In this example, we will run a fully automated single-cell analysis on six 10X samples using scFlow. The input sparse matrices are the standard feature-barcode files generated by CellRanger. These are a small, artificial dataset generated from mouse brain data.

2.2.1 Getting Started

2.2.1.1 Install NextFlow

To get started, first install the latest version of NextFlow (>20.10) according to the installation instructions.

2.2.1.2 Download the Example Dataset

Next, create a folder for the analysis called scFlowExample. Inside this folder, generate a conf sub-folder for storing configuration files, and a refs folder for reference files.

The sparse matrices for the example dataset are available in the scFlowExample folder in this Google Bucket: <https://console.cloud.google.com/storage/browser/scflowexamplegcp> . Save these files to your preferred location – we tend to keep these sparse matrices in a separate storage location for sequencing data.

Next, download the Manifest.txt and SampleSheet.tsv files from and to the refs folder. Finally, download the scflow_analysis.config and reddim_genes.yml files from and to the conf folder.

Your analysis folder scFlowExample should now have this structure: -

.
├── conf
│   ├── reddim_genes.yml
│   └── scflow_analysis.config
└── refs
    ├── Manifest.txt
    └── SampleSheet.tsv

2.2.1.3 Edit the Manifest File

The Manifest.txt file should include absolute paths to the sparse matrix containing folders. Edit these locations to reflect the locations of the files downloaded in the previous step, e.g.

key filepath
tipif /foo/bar/scflowexamplegcp/scFlowExample/individual_1
jarul /foo/bar/scflowexamplegcp/scFlowExample/individual_2
zoham /foo/bar/scflowexamplegcp/scFlowExample/individual_3
sibod /foo/bar/scflowexamplegcp/scFlowExample/individual_4
limuz /foo/bar/scflowexamplegcp/scFlowExample/individual_5
horud /foo/bar/scflowexamplegcp/scFlowExample/individual_6

2.2.1.4 Download Additional Resources

The automated cell-type annotation reference files can be downloaded from the Google Bucket scFlowResources/refs/ctd. An ensembl_mappings.tsv file can be downloaded from the Google Bucket in the scFlowResources/src/ensembl-ids folder. These resources are common for different analyses and can be saved in a generic location outside of the analysis folder.

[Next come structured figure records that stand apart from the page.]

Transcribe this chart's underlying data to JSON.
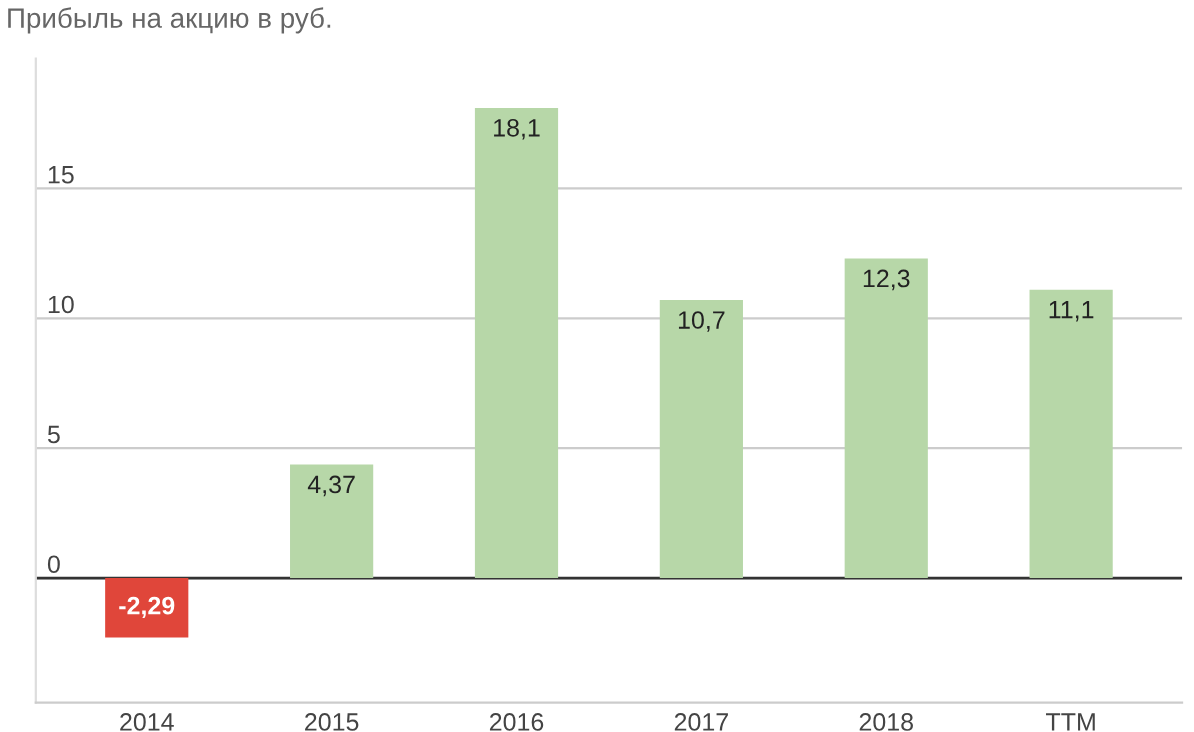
{
  "chart_data": {
    "type": "bar",
    "title": "Прибыль на акцию в руб.",
    "categories": [
      "2014",
      "2015",
      "2016",
      "2017",
      "2018",
      "TTM"
    ],
    "values": [
      -2.29,
      4.37,
      18.1,
      10.7,
      12.3,
      11.1
    ],
    "colors": [
      "#e0463a",
      "#b7d7a8",
      "#b7d7a8",
      "#b7d7a8",
      "#b7d7a8",
      "#b7d7a8"
    ],
    "value_labels": [
      "-2,29",
      "4,37",
      "18,1",
      "10,7",
      "12,3",
      "11,1"
    ],
    "ylim": [
      -4.8,
      20
    ],
    "yticks": [
      0,
      5,
      10,
      15
    ],
    "grid": "y",
    "legend": false
  }
}
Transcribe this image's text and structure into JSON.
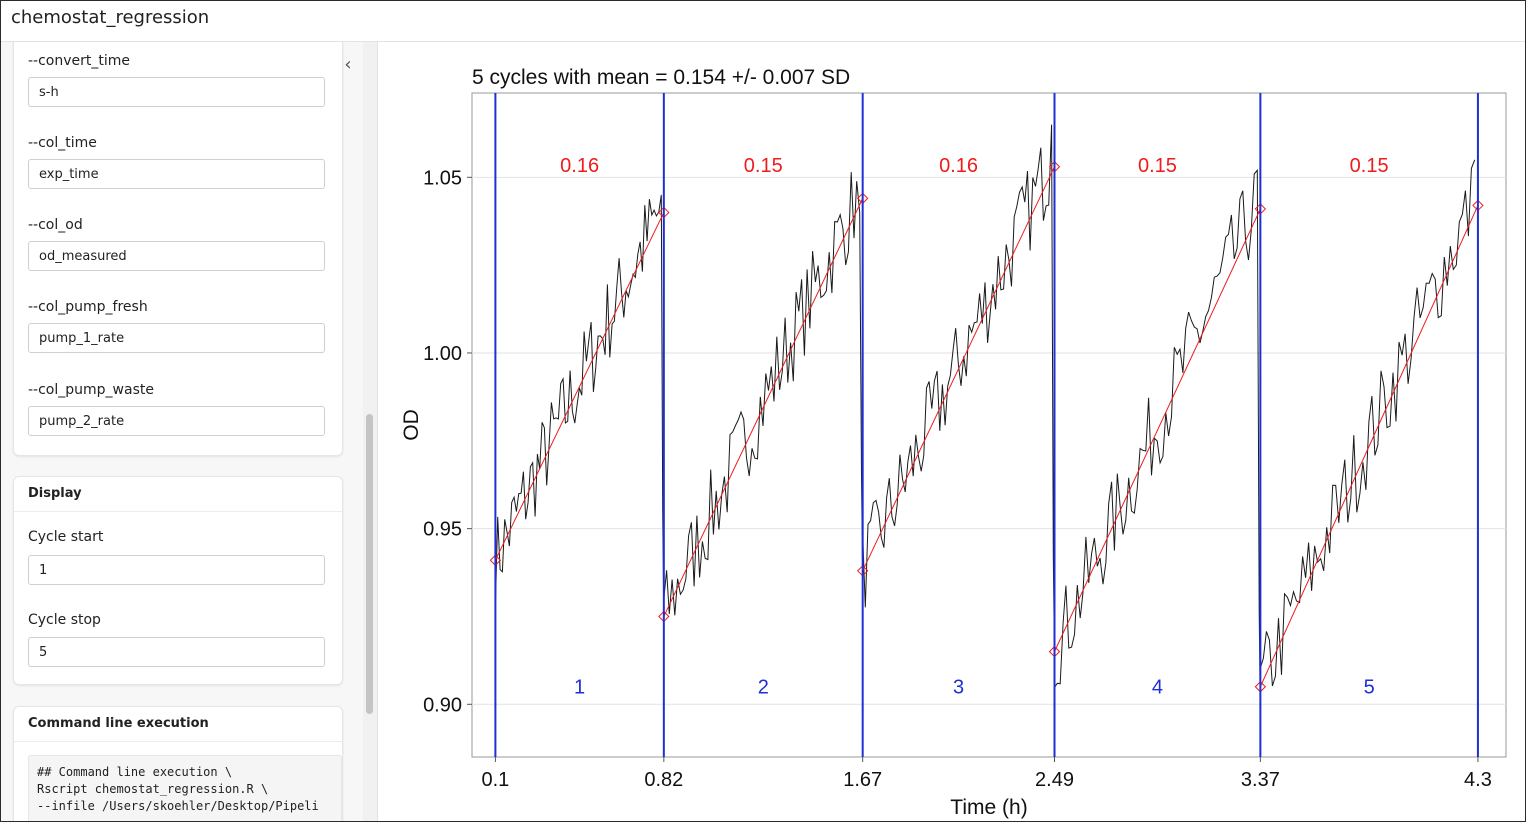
{
  "app": {
    "title": "chemostat_regression"
  },
  "sidebar": {
    "collapse_icon": "chevron-left-icon",
    "params": [
      {
        "label": "--convert_time",
        "value": "s-h"
      },
      {
        "label": "--col_time",
        "value": "exp_time"
      },
      {
        "label": "--col_od",
        "value": "od_measured"
      },
      {
        "label": "--col_pump_fresh",
        "value": "pump_1_rate"
      },
      {
        "label": "--col_pump_waste",
        "value": "pump_2_rate"
      }
    ],
    "display": {
      "header": "Display",
      "cycle_start_label": "Cycle start",
      "cycle_start_value": "1",
      "cycle_stop_label": "Cycle stop",
      "cycle_stop_value": "5"
    },
    "cmd": {
      "header": "Command line execution",
      "lines": [
        "## Command line execution \\",
        "Rscript chemostat_regression.R \\",
        "--infile /Users/skoehler/Desktop/Pipeli"
      ]
    }
  },
  "chart_data": {
    "type": "line",
    "title": "5 cycles with mean = 0.154 +/- 0.007 SD",
    "xlabel": "Time (h)",
    "ylabel": "OD",
    "xlim": [
      0.0,
      4.42
    ],
    "ylim": [
      0.885,
      1.074
    ],
    "x_ticks": [
      0.1,
      0.82,
      1.67,
      2.49,
      3.37,
      4.3
    ],
    "x_tick_labels": [
      "0.1",
      "0.82",
      "1.67",
      "2.49",
      "3.37",
      "4.3"
    ],
    "y_ticks": [
      0.9,
      0.95,
      1.0,
      1.05
    ],
    "y_tick_labels": [
      "0.90",
      "0.95",
      "1.00",
      "1.05"
    ],
    "grid": true,
    "cycle_boundaries": [
      0.1,
      0.82,
      1.67,
      2.49,
      3.37,
      4.3
    ],
    "cycles": [
      {
        "label": "1",
        "rate": "0.16",
        "x_start": 0.1,
        "x_end": 0.82,
        "fit_start": 0.941,
        "fit_end": 1.04,
        "peak": 1.045,
        "trough": 0.925
      },
      {
        "label": "2",
        "rate": "0.15",
        "x_start": 0.82,
        "x_end": 1.67,
        "fit_start": 0.925,
        "fit_end": 1.044,
        "peak": 1.04,
        "trough": 0.935
      },
      {
        "label": "3",
        "rate": "0.16",
        "x_start": 1.67,
        "x_end": 2.49,
        "fit_start": 0.938,
        "fit_end": 1.053,
        "peak": 1.065,
        "trough": 0.912
      },
      {
        "label": "4",
        "rate": "0.15",
        "x_start": 2.49,
        "x_end": 3.37,
        "fit_start": 0.915,
        "fit_end": 1.041,
        "peak": 1.052,
        "trough": 0.896
      },
      {
        "label": "5",
        "rate": "0.15",
        "x_start": 3.37,
        "x_end": 4.3,
        "fit_start": 0.905,
        "fit_end": 1.042,
        "peak": 1.055,
        "trough": 0.897
      }
    ],
    "label_y_rate": 1.0535,
    "label_y_cycle": 0.905,
    "colors": {
      "boundary": "#1f2fd6",
      "fit": "#ee1c1c",
      "raw": "#1a1a1a",
      "rate_label": "#ee1c1c",
      "cycle_label": "#1f2fd6"
    }
  }
}
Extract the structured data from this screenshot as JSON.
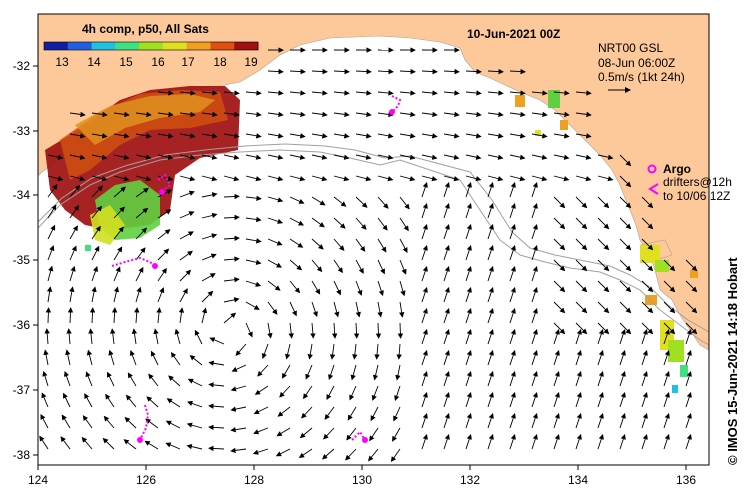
{
  "title": "10-Jun-2021 00Z",
  "colorbar": {
    "label": "4h comp, p50, All Sats",
    "ticks": [
      "13",
      "14",
      "15",
      "16",
      "17",
      "18",
      "19"
    ],
    "colors": [
      "#1020a0",
      "#2060e0",
      "#20c0e0",
      "#40e080",
      "#a0e020",
      "#e0e020",
      "#f0a020",
      "#e05010",
      "#a01010"
    ]
  },
  "product": {
    "line1": "NRT00 GSL",
    "line2": "08-Jun 06:00Z",
    "line3": "0.5m/s (1kt 24h)"
  },
  "legend": {
    "argo_label": "Argo",
    "drifters_line1": "drifters@12h",
    "drifters_line2": "to 10/06 12Z"
  },
  "credit": "© IMOS 15-Jun-2021 14:18 Hobart",
  "axes": {
    "x_ticks": [
      "124",
      "126",
      "128",
      "130",
      "132",
      "134",
      "136"
    ],
    "y_ticks": [
      "-32",
      "-33",
      "-34",
      "-35",
      "-36",
      "-37",
      "-38"
    ]
  },
  "colors": {
    "land": "#fdc99a",
    "ocean": "#ffffff",
    "argo": "#ff00ff",
    "arrow": "#000000",
    "contour": "#a0a0a0"
  }
}
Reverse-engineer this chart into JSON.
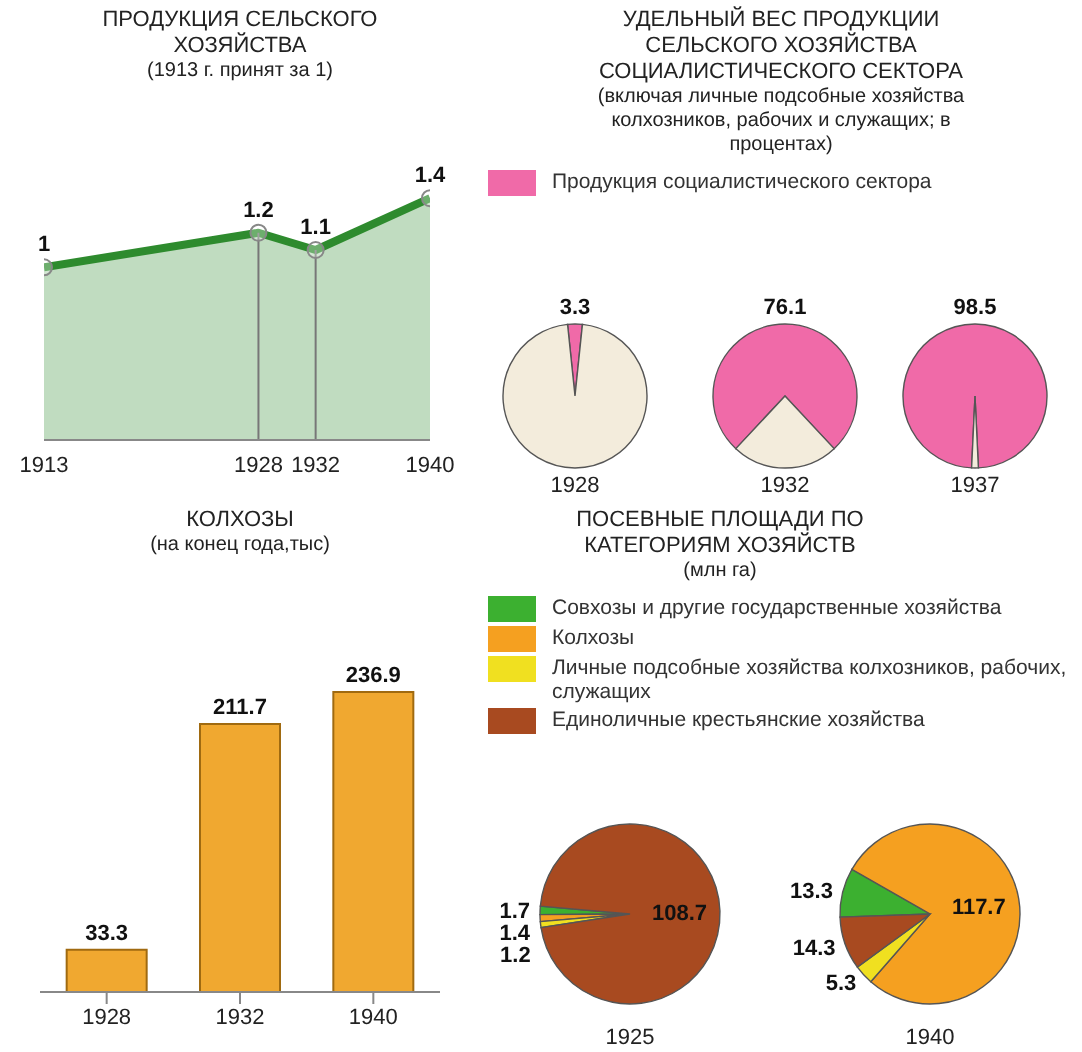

To override the default parameter values with these locations, we will use a custom configuration file. Create a file with a .config extension (e.g. my_scflow.config) and add the locations, e.g.

params {
  ensembl_mappings = "/foo/bar/scFlowResources/src/ensembl-ids/ensembl_mappings.tsv"
  ctd_folder = "/foo/bar/scFlowResources/refs/ctd"
}

2.2.2 Setting up Nextflow

2.2.2.1 Enable Nextflow Tower

Nextflow Tower is an optional – though highly recommended – add-on for Nextflow. It provides a number of features including powerful real-time monitoring of workflows, and is useful for troubleshooting. Simply register for an account at tower.nf/login and obtain a token. Nextflow tower can be enabled for your scFlow run by appending the following to your custom configuration file above: -

tower {
  accessToken = 'insertyourtokenhere'
  enabled = true
}

2.2.2.2 Infrastructure Configuration

Further details on infrastructure configuration, including example config files, are available at the nf-core/configs github repository. Finer details on individual parameters are available in the Nextflow documentation here.

2.2.3 First Run

The analysis can now be run with the custom parameters and configuration options attached with the -c parameter. For convenience, a bash script can be used: -

#!/bin/sh
nextflow run combiz/nf-core-scflow \
-c ./conf/scflow_analysis.config \
-c ~/combiz_config/imperial_dri.config \
-c ~/combiz_config/my_scflow.config \
-resume

In this example dataset, the “filtered” feature-barcode matrices are used; as such, ambient RNA profiling has already been performed by CellRanger so this step can be skipped in scFlow.